= William Nation =

William Charles Nation (18 February 1840 - 29 May 1930) was a New Zealand printer, journalist, newspaper proprietor, spiritualist and tree planter.

== Early life ==
Nation was born in Sydney, Australia, and moved with his family to Nelson, New Zealand, in 1857. His father, also Wiliam Nation, was a printer and established The Colonist newspaper.

During the Otago gold rush he spent time working in printers for Dunedin and Lyttleton, but settled back in Nelson. He married Sarah Ann Webley on 12 August 1864, and together they had six daughters and two sons.

== Career ==
Nation was the printer with the Press for 12 years from 1864, and also spent time working at The Wellington Independent and The New Zealand Times.

In 1881 he purchased The Wairarapa Standard from Richard Wakelin and moved to Greytown. Nation sold the Standard in 1893 and moved to Shannon to publish The Manawatu Famer and Horowhenua Country Chronicle. Nation then moved to Levin in 1896 in order to compete for and take over another newspaper.

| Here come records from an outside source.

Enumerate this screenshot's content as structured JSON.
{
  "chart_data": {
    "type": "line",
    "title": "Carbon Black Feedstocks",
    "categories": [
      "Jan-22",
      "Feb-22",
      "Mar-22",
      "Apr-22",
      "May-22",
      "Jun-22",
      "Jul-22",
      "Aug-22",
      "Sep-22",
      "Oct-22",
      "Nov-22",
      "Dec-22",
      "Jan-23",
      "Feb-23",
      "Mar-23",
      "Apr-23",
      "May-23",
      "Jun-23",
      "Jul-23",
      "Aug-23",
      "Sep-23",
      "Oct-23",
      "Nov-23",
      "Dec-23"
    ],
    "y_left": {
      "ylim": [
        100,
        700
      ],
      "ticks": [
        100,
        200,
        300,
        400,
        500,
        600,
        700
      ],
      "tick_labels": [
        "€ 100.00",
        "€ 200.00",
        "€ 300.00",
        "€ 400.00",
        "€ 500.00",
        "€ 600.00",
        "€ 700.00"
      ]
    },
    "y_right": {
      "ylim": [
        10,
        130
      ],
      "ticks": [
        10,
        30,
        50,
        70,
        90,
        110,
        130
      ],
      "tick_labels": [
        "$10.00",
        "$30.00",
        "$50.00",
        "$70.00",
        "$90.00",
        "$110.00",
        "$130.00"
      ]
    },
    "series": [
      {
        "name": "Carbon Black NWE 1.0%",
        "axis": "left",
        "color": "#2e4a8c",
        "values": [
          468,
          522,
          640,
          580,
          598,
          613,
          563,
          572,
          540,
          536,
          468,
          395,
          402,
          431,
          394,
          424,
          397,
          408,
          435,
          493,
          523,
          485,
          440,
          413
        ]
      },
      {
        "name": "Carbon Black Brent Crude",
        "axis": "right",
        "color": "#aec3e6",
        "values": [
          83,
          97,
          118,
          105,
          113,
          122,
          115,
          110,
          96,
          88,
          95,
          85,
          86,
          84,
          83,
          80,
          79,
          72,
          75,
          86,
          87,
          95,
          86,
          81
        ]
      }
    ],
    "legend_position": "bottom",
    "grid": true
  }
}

Nation was an early advocate for tree planting, and introduced the first Arbour Day in New Zealand in July 1890 in Greytown.

== Spiritualism ==
While living in Greytown, Nation developed an interest in spiritualism. This interest started when his daughter, Bertha, seemed to develop the ability to move small pieces of furniture around the room in March 1883. A spirit circle was developed at the Nation household, let by a "Mrs. C.", with another Nation daughter, Bella, also becoming a medium for the circle. The circle had support from local Māori participants including Hamuera Tamahau Mahupuku and Te Mānihera Te Rangi-taka-i-waho.

Nation founded More Light, a spiritualist newspaper in June 1887, and another spiritualist paper Message of Life in 1903 after his move to Levin.

Nation served as the president of the National Council of the Spiritualist Church for 13 years, and joined the Spiritualist Church of New Zealand.

== Later life ==
Nation sold his last newspaper in 1909, and continued to work as a births, deaths, and marriages registrar in Shannon. He also served for 17 years as coroner in Levin.

He died in 1930, and was survived by four of his children.